In that report, the Department of Energy concluded that warming is "likely unavoidable, and that the impacts of human activities on the climate are more likely to occur in the future."

The report, entitled, "An Overview of the Intergovernmental Panel on Climate Change's Recent Performance in Past (and Future) Years," also called for a comprehensive, "green energy strategy" to reduce greenhouse gas emissions.

According to the report, current efforts to cut carbon dioxide emissions by 20 percent in the United States over the past 20 years have not resulted in the necessary reductions in CO2 emissions to stop the effects of climate change.

For example, the report noted that the average annual reduction in the total CO2 emissions from the US population is 7.2 percent, an amount comparable to emissions from the combustion of coal, natural gas and nuclear power.

The report cites a 2009 study by the International Energy Agency in which the number of people living today on less than 200 acres in the United States was 7.9 million.

The most recent report, a 2015 USESG report, found that the US is currently contributing $1.2 trillion in to global warming to address greenhouse gas emissions. In its own report, the US said it would cut its greenhouse gas emissions by 28 percent between now and 2040 by adopting a "green energy strategy" to cut global greenhouse gas emissions and to reduce emissions of carbon dioxide.

But that strategy hasn't yet achieved its goals.

The report also found that US oil and gas companies would be hard-pressed to compete in a world where both CO2 and emissions from oil and gas are rising rapidly.

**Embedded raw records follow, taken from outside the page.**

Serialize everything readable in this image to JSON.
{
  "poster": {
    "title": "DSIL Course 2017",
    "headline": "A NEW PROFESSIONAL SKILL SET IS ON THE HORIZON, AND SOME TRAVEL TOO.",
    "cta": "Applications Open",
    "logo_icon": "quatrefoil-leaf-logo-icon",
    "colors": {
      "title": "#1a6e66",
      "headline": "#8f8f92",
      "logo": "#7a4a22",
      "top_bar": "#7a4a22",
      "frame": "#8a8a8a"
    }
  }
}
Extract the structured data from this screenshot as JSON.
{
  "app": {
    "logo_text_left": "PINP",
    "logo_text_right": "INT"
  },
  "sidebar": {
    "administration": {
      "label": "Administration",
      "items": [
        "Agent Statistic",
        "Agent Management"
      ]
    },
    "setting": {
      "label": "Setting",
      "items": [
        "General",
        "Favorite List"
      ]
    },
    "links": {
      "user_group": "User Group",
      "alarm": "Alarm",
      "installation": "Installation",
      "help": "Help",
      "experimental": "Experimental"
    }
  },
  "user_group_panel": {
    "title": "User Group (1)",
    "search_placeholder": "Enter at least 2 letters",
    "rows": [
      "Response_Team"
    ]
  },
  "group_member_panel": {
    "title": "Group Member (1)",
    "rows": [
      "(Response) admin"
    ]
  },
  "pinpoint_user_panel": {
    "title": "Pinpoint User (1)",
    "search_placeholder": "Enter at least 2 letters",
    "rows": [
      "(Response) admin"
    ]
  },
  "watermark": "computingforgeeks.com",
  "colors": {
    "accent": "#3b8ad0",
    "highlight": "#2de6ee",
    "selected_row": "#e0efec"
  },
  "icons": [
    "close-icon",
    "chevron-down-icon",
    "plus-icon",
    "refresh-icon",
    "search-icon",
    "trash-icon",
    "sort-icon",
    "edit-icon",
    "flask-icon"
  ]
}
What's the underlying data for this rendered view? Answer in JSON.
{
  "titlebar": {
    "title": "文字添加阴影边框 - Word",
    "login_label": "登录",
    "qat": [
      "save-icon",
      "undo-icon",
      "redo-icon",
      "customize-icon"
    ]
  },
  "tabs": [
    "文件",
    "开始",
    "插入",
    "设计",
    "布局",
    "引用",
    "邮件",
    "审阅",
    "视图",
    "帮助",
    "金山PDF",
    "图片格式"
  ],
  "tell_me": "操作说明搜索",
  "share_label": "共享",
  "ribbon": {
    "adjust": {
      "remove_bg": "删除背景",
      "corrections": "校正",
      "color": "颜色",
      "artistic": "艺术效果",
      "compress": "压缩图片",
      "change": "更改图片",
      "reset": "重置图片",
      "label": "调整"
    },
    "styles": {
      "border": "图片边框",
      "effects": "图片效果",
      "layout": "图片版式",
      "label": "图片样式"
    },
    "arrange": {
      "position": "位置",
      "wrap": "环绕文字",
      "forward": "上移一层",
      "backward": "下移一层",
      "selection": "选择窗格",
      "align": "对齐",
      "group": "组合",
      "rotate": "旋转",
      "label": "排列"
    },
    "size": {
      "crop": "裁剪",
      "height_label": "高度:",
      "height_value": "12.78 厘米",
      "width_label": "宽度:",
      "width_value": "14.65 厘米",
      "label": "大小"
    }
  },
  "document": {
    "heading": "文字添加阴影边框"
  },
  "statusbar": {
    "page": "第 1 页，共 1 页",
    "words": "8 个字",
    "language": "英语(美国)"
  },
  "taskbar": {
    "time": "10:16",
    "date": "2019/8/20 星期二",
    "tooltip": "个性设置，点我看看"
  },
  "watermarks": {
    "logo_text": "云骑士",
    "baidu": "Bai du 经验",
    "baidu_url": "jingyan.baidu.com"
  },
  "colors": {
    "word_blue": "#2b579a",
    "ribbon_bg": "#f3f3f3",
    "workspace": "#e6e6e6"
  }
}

"I believe that the US is on the right path to reduce its emissions in the future," says Robert J. Green, executive director of the Center on Global Energy and Development.

Green believes that the long-term economic effects of the climate change that has occurred in recent decades outweigh the economic and social costs.

"The costs are much greater if we don't reduce our emissions now, but they will continue to be," he says.